Which leads to a design paradox:

You cannot optimize for both intelligence and responsiveness without architectural intervention.


Determinism Achieved (With a Catch)

The system produces identical outputs when:

  • Inputs are identical
  • Timing is controlled
  • LLM outputs are bounded

But note the fine print:

Source of Variability How It’s Handled
LLM randomness Temperature = 0
Latency variation Deadlines + fallback
Human behavior Modeled as input stream

This is not pure determinism.

It’s engineered determinism — a constrained sandbox where chaos is allowed, but only within guardrails.


Implications — What this means for business

This paper quietly challenges how most companies are deploying AI today.

1. Prompt Engineering is Not Enough

Most teams focus on improving outputs.

This work shows:

The real risk lies in when and how outputs are delivered.

System architecture > model quality.


2. Agentic Systems Need Operating Systems

What Lingua Franca represents is essentially:

An OS for agent coordination

Expect a shift from:

  • “LLM as a tool” → “LLM as a component in a deterministic pipeline”

3. Safety = Latency × Accuracy

Traditional AI metrics ignore timing.

This paper implies a more realistic objective:

Metric Interpretation
Accuracy Is the decision correct?
Latency Is it delivered in time?
Determinism Is it repeatable?

All three must hold simultaneously.


4. The Rise of Hybrid Control Systems

The architecture blends:

  • Rule-based systems (fallback)
  • Probabilistic models (LLMs)
  • Deterministic orchestration (reactors)

This hybrid approach is likely to dominate safety-critical AI deployments.

Pure AI systems won’t pass regulatory scrutiny.
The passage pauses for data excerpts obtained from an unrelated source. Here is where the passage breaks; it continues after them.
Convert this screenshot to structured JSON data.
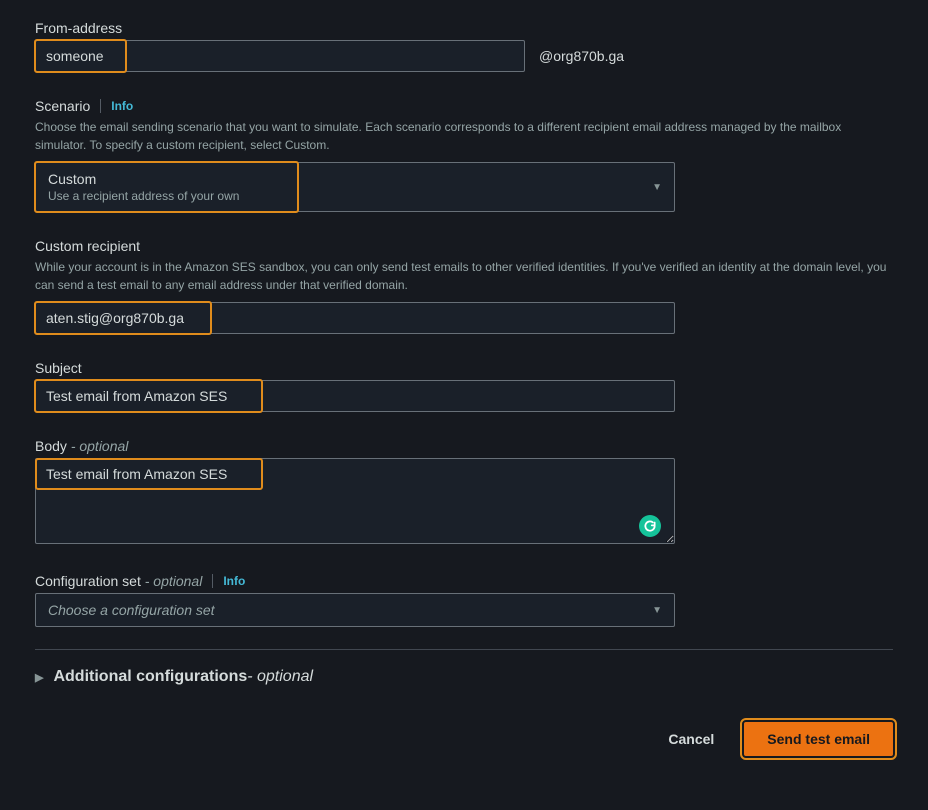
{
  "from": {
    "label": "From-address",
    "value": "someone",
    "domain_suffix": "@org870b.ga"
  },
  "scenario": {
    "label": "Scenario",
    "info": "Info",
    "help": "Choose the email sending scenario that you want to simulate. Each scenario corresponds to a different recipient email address managed by the mailbox simulator. To specify a custom recipient, select Custom.",
    "selected_primary": "Custom",
    "selected_secondary": "Use a recipient address of your own"
  },
  "recipient": {
    "label": "Custom recipient",
    "help": "While your account is in the Amazon SES sandbox, you can only send test emails to other verified identities. If you've verified an identity at the domain level, you can send a test email to any email address under that verified domain.",
    "value": "aten.stig@org870b.ga"
  },
  "subject": {
    "label": "Subject",
    "value": "Test email from Amazon SES"
  },
  "body": {
    "label": "Body",
    "optional": "- optional",
    "value": "Test email from Amazon SES"
  },
  "configset": {
    "label": "Configuration set",
    "optional": "- optional",
    "info": "Info",
    "placeholder": "Choose a configuration set"
  },
  "additional": {
    "label": "Additional configurations",
    "optional": "- optional"
  },
  "footer": {
    "cancel": "Cancel",
    "send": "Send test email"
  }
}
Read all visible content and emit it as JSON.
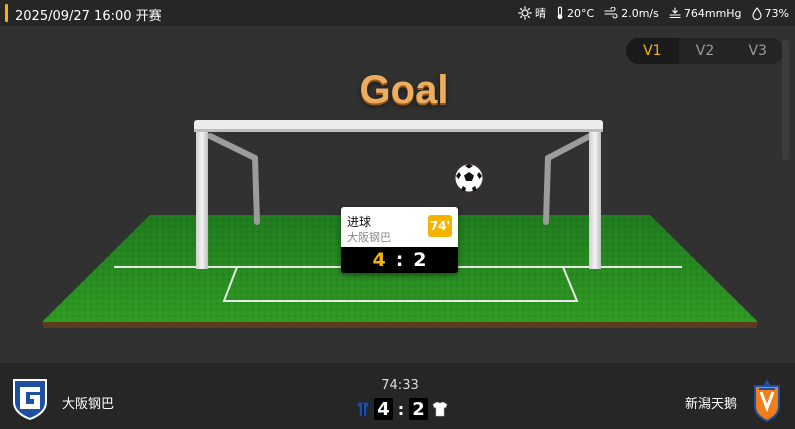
{
  "header": {
    "datetime": "2025/09/27 16:00 开赛",
    "accent_color": "#f5b301",
    "weather": {
      "condition_icon": "sun-icon",
      "condition": "晴",
      "temperature_icon": "thermometer-icon",
      "temperature": "20°C",
      "wind_icon": "wind-icon",
      "wind": "2.0m/s",
      "pressure_icon": "pressure-icon",
      "pressure": "764mmHg",
      "humidity_icon": "humidity-icon",
      "humidity": "73%"
    }
  },
  "versions": {
    "tabs": [
      "V1",
      "V2",
      "V3"
    ],
    "selected": "V1"
  },
  "animation": {
    "title": "Goal",
    "event_card": {
      "type": "进球",
      "team": "大阪钢巴",
      "minute": "74'",
      "home_score": "4",
      "separator": ":",
      "away_score": "2"
    }
  },
  "match": {
    "home_team": "大阪钢巴",
    "home_logo_icon": "gamba-osaka-crest-icon",
    "away_team": "新潟天鹅",
    "away_logo_icon": "albirex-niigata-crest-icon",
    "clock": "74:33",
    "home_score": "4",
    "separator": ":",
    "away_score": "2",
    "home_kit_color": "#1f4fa0",
    "away_kit_color": "#ffffff"
  }
}
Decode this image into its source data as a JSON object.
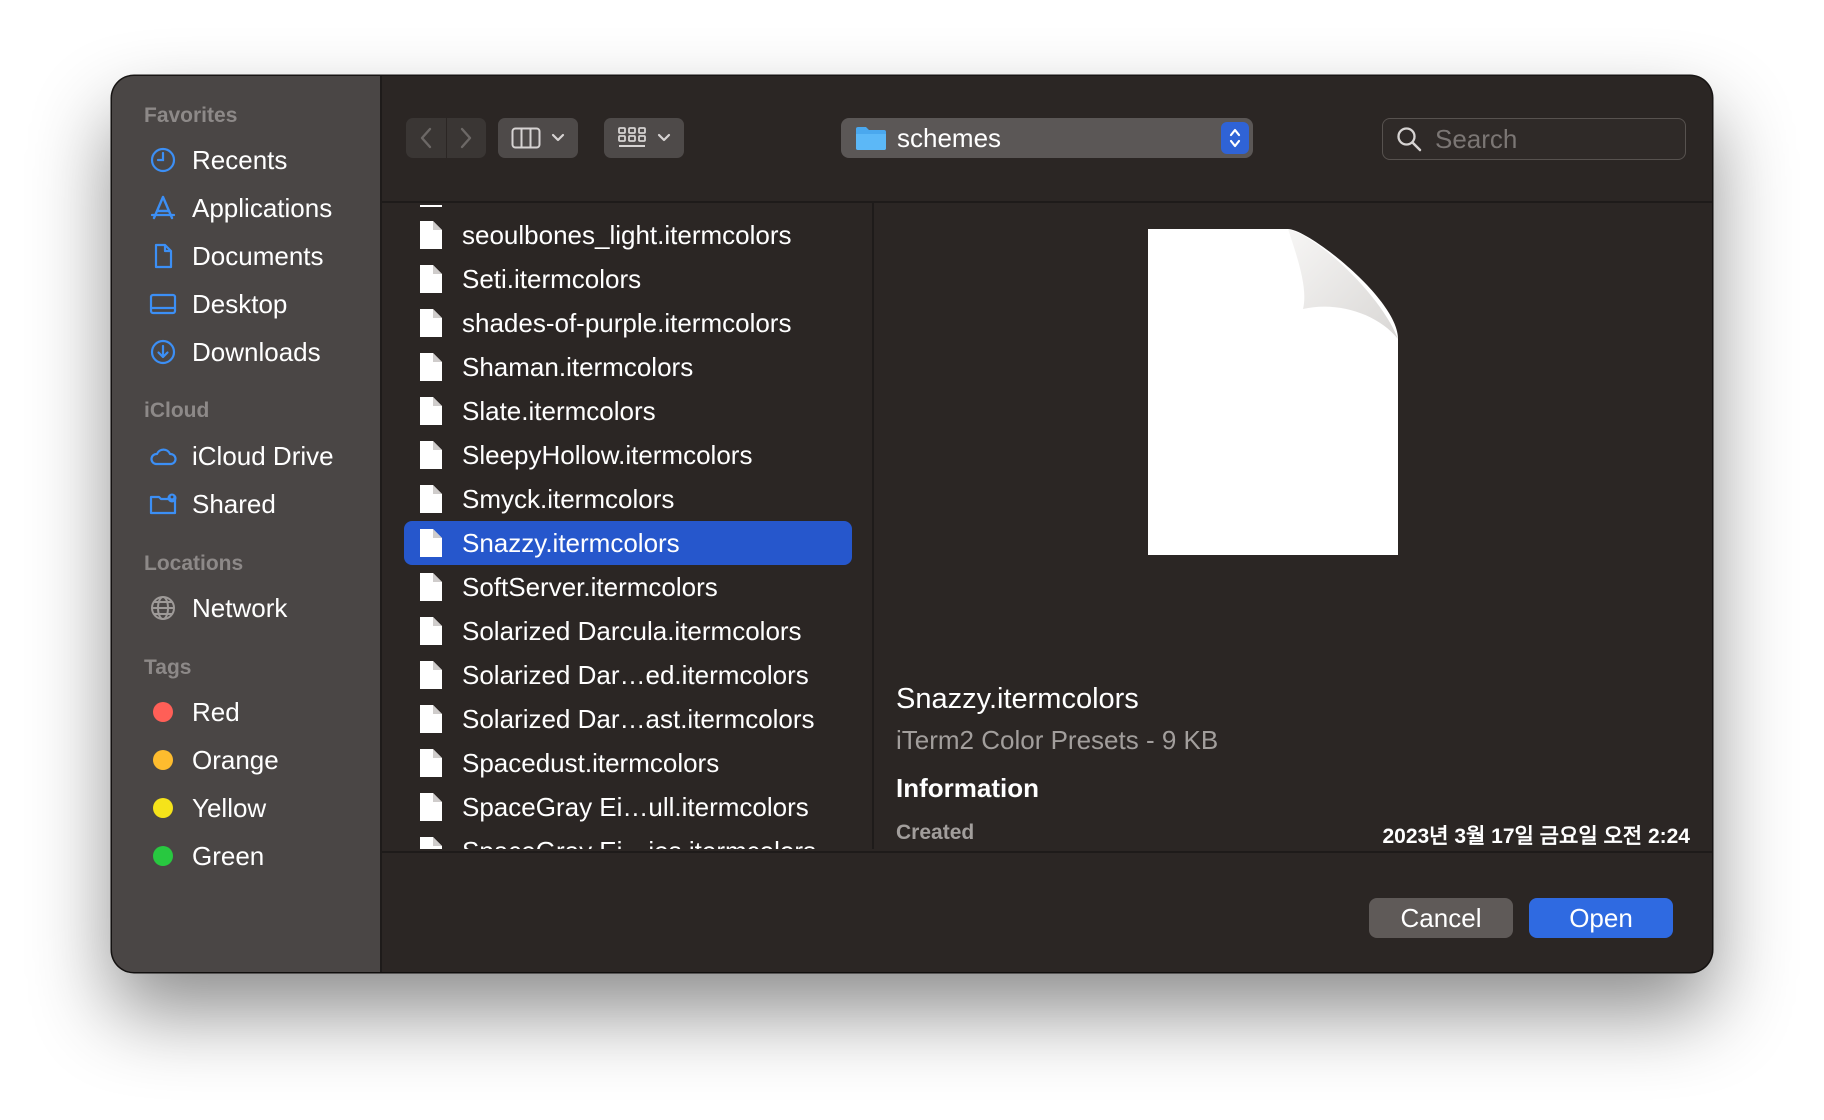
{
  "sidebar": {
    "favorites_title": "Favorites",
    "favorites": [
      {
        "label": "Recents",
        "icon": "clock-icon"
      },
      {
        "label": "Applications",
        "icon": "applications-icon"
      },
      {
        "label": "Documents",
        "icon": "document-icon"
      },
      {
        "label": "Desktop",
        "icon": "desktop-icon"
      },
      {
        "label": "Downloads",
        "icon": "download-icon"
      }
    ],
    "icloud_title": "iCloud",
    "icloud": [
      {
        "label": "iCloud Drive",
        "icon": "cloud-icon"
      },
      {
        "label": "Shared",
        "icon": "shared-folder-icon"
      }
    ],
    "locations_title": "Locations",
    "locations": [
      {
        "label": "Network",
        "icon": "globe-icon"
      }
    ],
    "tags_title": "Tags",
    "tags": [
      {
        "label": "Red",
        "color": "#ff5f57"
      },
      {
        "label": "Orange",
        "color": "#febc2e"
      },
      {
        "label": "Yellow",
        "color": "#f5e31a"
      },
      {
        "label": "Green",
        "color": "#28c840"
      }
    ]
  },
  "toolbar": {
    "path": "schemes",
    "search_placeholder": "Search"
  },
  "files": [
    {
      "name": "seoulbones_light.itermcolors",
      "selected": false
    },
    {
      "name": "Seti.itermcolors",
      "selected": false
    },
    {
      "name": "shades-of-purple.itermcolors",
      "selected": false
    },
    {
      "name": "Shaman.itermcolors",
      "selected": false
    },
    {
      "name": "Slate.itermcolors",
      "selected": false
    },
    {
      "name": "SleepyHollow.itermcolors",
      "selected": false
    },
    {
      "name": "Smyck.itermcolors",
      "selected": false
    },
    {
      "name": "Snazzy.itermcolors",
      "selected": true
    },
    {
      "name": "SoftServer.itermcolors",
      "selected": false
    },
    {
      "name": "Solarized Darcula.itermcolors",
      "selected": false
    },
    {
      "name": "Solarized Dar…ed.itermcolors",
      "selected": false
    },
    {
      "name": "Solarized Dar…ast.itermcolors",
      "selected": false
    },
    {
      "name": "Spacedust.itermcolors",
      "selected": false
    },
    {
      "name": "SpaceGray Ei…ull.itermcolors",
      "selected": false
    },
    {
      "name": "SpaceGray Ei…ies.itermcolors",
      "selected": false
    }
  ],
  "preview": {
    "name": "Snazzy.itermcolors",
    "kind": "iTerm2 Color Presets - 9 KB",
    "info_title": "Information",
    "created_label": "Created",
    "created_value": "2023년 3월 17일 금요일 오전 2:24"
  },
  "buttons": {
    "cancel": "Cancel",
    "open": "Open"
  },
  "colors": {
    "accent": "#2f6ae1",
    "selection": "#2657cc",
    "sidebar_icon": "#3c8ff5"
  }
}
Conclusion — Control is the new intelligence

The industry has been obsessed with making AI smarter.

This paper asks a more uncomfortable question:

What if intelligence is not the bottleneck — control is?

By reframing nondeterminism as an input and enforcing deterministic orchestration around it, the authors demonstrate a path forward for deploying agentic AI in real-world systems without gambling on unpredictability.

It’s less glamorous than scaling parameters.

But it’s what makes AI deployable.

And in the end, deployability beats brilliance.

Cognaptus: Automate the Present, Incubate the Future.